Di saat aku merasa putus asa, tiba-tiba...
“Bruk,...” Seseorang tiba-tiba datang dan memukul salah satu orang tersebut.
“Kamu siapa?” tanya salah satunya.
“Tidak perlu tahu siapa aku. Yang pasti aku tidak akan segan-segan memberi kalian pelajaran jika kalian berbuat kesalahan seperti ini,” ancam orang tersebut.
Namun ternyata ucapan seperti ini dianggap angin lalu oleh sekelompok orang tersebut sehingga terjadilah perkelahian antara satu lawan tiga orang.

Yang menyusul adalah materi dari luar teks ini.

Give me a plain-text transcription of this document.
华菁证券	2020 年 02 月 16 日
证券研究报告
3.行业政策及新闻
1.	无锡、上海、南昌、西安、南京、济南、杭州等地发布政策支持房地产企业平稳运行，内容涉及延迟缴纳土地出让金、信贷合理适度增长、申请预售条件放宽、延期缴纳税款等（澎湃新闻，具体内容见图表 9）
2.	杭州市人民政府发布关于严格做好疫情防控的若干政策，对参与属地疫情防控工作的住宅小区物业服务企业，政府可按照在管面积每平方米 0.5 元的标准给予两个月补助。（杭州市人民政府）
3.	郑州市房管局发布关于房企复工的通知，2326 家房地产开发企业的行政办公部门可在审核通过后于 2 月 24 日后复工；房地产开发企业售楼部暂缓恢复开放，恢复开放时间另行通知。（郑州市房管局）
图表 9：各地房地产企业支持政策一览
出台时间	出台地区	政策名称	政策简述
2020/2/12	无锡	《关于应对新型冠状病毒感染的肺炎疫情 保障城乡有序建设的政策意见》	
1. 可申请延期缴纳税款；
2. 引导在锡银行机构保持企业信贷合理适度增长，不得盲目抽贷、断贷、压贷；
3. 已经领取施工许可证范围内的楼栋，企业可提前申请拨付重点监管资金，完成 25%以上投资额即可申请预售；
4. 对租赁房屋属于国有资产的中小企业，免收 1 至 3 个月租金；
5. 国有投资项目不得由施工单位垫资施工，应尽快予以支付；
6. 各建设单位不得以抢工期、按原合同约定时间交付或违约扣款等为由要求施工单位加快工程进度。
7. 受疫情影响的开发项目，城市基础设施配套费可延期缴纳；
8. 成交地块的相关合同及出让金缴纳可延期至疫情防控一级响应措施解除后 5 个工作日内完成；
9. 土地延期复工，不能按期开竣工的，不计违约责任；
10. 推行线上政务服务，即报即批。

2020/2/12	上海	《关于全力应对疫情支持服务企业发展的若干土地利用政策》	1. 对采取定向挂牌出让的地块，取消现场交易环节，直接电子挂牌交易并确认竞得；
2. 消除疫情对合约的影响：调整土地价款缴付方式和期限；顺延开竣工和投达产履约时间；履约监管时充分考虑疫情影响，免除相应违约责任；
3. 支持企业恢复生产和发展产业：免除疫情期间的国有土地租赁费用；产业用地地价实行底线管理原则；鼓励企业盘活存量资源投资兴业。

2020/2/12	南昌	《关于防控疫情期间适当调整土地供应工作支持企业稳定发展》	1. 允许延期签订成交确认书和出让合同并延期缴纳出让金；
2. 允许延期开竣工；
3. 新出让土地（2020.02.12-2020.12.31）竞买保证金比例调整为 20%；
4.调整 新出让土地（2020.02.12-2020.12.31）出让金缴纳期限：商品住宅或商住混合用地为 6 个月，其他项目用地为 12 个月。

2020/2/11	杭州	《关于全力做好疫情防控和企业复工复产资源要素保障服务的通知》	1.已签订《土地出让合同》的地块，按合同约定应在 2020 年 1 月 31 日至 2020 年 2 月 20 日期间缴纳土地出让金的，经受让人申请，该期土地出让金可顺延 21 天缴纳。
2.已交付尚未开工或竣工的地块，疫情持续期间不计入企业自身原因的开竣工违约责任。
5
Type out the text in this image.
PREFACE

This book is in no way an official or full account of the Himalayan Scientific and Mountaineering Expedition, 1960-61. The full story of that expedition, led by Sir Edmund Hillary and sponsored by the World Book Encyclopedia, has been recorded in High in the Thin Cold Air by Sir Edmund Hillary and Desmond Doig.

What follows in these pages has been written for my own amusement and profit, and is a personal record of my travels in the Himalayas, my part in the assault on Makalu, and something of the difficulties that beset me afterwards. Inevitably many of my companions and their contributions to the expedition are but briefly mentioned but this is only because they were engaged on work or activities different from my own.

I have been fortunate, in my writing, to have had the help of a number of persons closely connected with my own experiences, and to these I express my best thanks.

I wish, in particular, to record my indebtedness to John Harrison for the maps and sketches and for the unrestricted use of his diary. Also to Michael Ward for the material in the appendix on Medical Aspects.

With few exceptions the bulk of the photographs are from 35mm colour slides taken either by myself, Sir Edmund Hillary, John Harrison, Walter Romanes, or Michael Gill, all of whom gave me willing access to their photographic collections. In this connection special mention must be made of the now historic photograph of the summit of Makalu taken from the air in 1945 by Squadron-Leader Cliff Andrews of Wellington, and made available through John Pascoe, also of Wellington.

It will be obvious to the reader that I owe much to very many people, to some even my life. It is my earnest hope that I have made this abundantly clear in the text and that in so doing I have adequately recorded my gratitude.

Dan beberapa saat kemudian...
“Lari.. lari.. lari..!”
Karena merasa sudah tidak mampu lagi melawan orang tersebut, mereka bertiga pun kemudian langsung lari dan di saat yang bersamaan...
“Kamu gak apa-apa?” tanyanya padaku.
Mendapatkan pertanyaan seperti itu, aku pun menggelengkan kepalaku lalu mengucapkan terima kasih.
“Baguslah kalau kamu gak apa-apa,...” ucap orang tersebut, “lain kali jangan bolos lagi kalau tidak ingin hal seperti ini terulang lagi.”
Aku pun hanya bisa diam termangu melihat orang itu dan ini disadari olehnya sehingga dia pun berkata, “Kenapa kamu melihat Bapak seperti itu?”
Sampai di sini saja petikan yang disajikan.